Data Frames are used to store data during execution of an ML pipeline. They are similar to a SQL table in that they have a schema for storing the data types of every column and they have rows for storing the actual values.
Spark, Scikit-learn, and MLeap all have their own version of a data frame. Tensorflow uses a graph of inputs and outputs to execute transformations, which is very easy to inteface with a data frame structure.
Spark's data frames are optimized for distributed computation, making them excellent for processing large datasets. They are very heavy-weight, as they need to handle network failure scenarios, compilation of execution plans, redundancy, and many other requirements in a distributed context. Spark data frames offer a lot of functionality outside of ML pipelines, such as joining large datasets, mapping, reducing, SQL queries, etc.
Scikit-learn data frames are provided by Pandas and NumPy. These are lightweight data structures, and offer quite a bit of the same functionality as Spark data frames, minus the distributed nature of Spark's data frames.
Leap frames are very lightweight data structures and are meant to support very basic operations and ML transformations. Because of their simplicity, they are highly-optimized for use as a realtime prediction engine or small-batch predictions. Leap frames can be abstracted over Spark data frames, and so they do not lose their ability to act as an efficient batch-mode data store as well.

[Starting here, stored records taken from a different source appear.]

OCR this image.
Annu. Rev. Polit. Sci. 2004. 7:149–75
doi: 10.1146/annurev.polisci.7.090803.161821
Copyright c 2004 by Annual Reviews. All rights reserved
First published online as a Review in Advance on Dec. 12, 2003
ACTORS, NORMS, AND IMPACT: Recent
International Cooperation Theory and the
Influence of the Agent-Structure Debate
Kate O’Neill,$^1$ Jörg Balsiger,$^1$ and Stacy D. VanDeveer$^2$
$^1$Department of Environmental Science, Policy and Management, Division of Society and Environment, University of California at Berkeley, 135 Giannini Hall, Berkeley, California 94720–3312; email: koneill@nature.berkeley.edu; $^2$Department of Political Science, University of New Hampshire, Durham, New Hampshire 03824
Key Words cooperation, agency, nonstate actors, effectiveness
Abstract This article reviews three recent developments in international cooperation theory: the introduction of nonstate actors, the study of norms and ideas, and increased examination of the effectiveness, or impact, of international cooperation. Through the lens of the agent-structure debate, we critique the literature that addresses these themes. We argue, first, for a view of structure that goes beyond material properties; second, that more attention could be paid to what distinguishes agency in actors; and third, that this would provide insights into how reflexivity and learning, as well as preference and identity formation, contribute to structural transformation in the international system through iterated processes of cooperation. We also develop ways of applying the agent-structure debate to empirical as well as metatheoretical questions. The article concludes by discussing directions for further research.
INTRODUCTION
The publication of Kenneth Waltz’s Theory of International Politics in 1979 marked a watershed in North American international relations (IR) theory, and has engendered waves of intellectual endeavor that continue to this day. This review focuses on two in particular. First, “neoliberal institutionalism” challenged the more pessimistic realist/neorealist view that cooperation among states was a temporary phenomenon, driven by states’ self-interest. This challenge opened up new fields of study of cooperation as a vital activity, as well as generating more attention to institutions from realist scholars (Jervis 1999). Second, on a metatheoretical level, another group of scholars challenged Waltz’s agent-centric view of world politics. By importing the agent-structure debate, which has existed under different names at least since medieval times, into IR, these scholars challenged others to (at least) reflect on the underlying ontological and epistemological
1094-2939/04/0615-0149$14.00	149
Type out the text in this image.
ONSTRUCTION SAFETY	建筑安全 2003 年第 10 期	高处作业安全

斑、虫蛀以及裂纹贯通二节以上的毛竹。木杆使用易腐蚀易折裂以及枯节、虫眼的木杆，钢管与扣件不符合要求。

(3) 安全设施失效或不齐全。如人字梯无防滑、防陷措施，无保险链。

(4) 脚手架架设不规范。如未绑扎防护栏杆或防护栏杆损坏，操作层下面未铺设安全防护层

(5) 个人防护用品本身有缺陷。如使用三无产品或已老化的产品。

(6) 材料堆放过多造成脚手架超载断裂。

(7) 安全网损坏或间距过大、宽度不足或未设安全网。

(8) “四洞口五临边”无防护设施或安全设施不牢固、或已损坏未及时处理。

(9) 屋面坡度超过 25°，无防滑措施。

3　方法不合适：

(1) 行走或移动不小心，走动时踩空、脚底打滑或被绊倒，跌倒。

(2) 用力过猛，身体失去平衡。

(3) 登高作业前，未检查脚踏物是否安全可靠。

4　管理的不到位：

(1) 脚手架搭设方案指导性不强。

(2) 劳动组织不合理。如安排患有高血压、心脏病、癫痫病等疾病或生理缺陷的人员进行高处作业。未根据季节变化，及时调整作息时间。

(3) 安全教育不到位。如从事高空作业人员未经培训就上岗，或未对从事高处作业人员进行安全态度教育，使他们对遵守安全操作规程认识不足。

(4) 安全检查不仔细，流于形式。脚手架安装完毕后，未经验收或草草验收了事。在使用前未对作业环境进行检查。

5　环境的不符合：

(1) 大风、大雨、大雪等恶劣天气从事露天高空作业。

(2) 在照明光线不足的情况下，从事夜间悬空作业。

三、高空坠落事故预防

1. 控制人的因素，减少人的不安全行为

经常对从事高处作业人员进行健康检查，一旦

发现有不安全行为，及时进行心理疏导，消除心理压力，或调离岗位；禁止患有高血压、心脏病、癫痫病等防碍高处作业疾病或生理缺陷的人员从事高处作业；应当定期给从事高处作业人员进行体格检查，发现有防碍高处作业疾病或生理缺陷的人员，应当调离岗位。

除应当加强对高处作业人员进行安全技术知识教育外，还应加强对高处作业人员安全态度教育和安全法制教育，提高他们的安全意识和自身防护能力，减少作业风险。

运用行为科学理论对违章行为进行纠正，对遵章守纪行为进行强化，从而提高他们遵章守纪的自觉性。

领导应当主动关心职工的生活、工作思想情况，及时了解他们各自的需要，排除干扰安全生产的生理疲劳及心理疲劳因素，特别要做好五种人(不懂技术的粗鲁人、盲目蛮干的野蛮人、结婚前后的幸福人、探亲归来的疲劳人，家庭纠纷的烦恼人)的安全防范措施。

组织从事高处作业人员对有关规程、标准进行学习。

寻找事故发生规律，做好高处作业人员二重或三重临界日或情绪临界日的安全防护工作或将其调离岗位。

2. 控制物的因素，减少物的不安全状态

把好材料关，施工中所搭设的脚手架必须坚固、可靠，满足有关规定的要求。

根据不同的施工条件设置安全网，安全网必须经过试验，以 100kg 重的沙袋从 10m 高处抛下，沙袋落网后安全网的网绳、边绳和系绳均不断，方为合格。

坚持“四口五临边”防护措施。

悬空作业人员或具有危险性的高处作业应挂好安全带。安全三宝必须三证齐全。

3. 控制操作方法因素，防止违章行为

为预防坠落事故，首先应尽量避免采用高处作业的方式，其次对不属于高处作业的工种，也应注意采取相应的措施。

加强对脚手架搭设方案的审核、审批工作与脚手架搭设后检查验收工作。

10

Here is an example leap frame in JSON, it comes from our AirBnB demo:
{
"schema": {
"fields": [{
"name": "state",
"type": "string"
}, {
"name": "bathrooms",
"type": "double"
}, {
"name": "square_feet",
"type": "double"
}, {
"name": "bedrooms",
"type": "double"
}, {
"name": "review_scores_rating",
"type": "double"
}, {
"name": "room_type",
"type": "string"
}, {
"name": "cancellation_policy",
"type": "string"
}]
},
"rows": [["NY", 2.0, 1250.0, 3.0, 50.0, "Entire home/apt", "strict"]]
}
Tensorflow does not have data frames like Spark, Scikit-learn and MLeap. Instead, Tensorflow relies on input nodes and output nodes, connected by a graph of transfomation operations. This paradigm is actually neatly compatible with data frames, as certain columns can be used to provide data for the input nodes, while output nodes can be placed in new columns of a data frame. Leap frames are specifically designed to be compatible with Tensorflow graphs, Spark data frames, and to a certain extent, Scikit-learn data frames.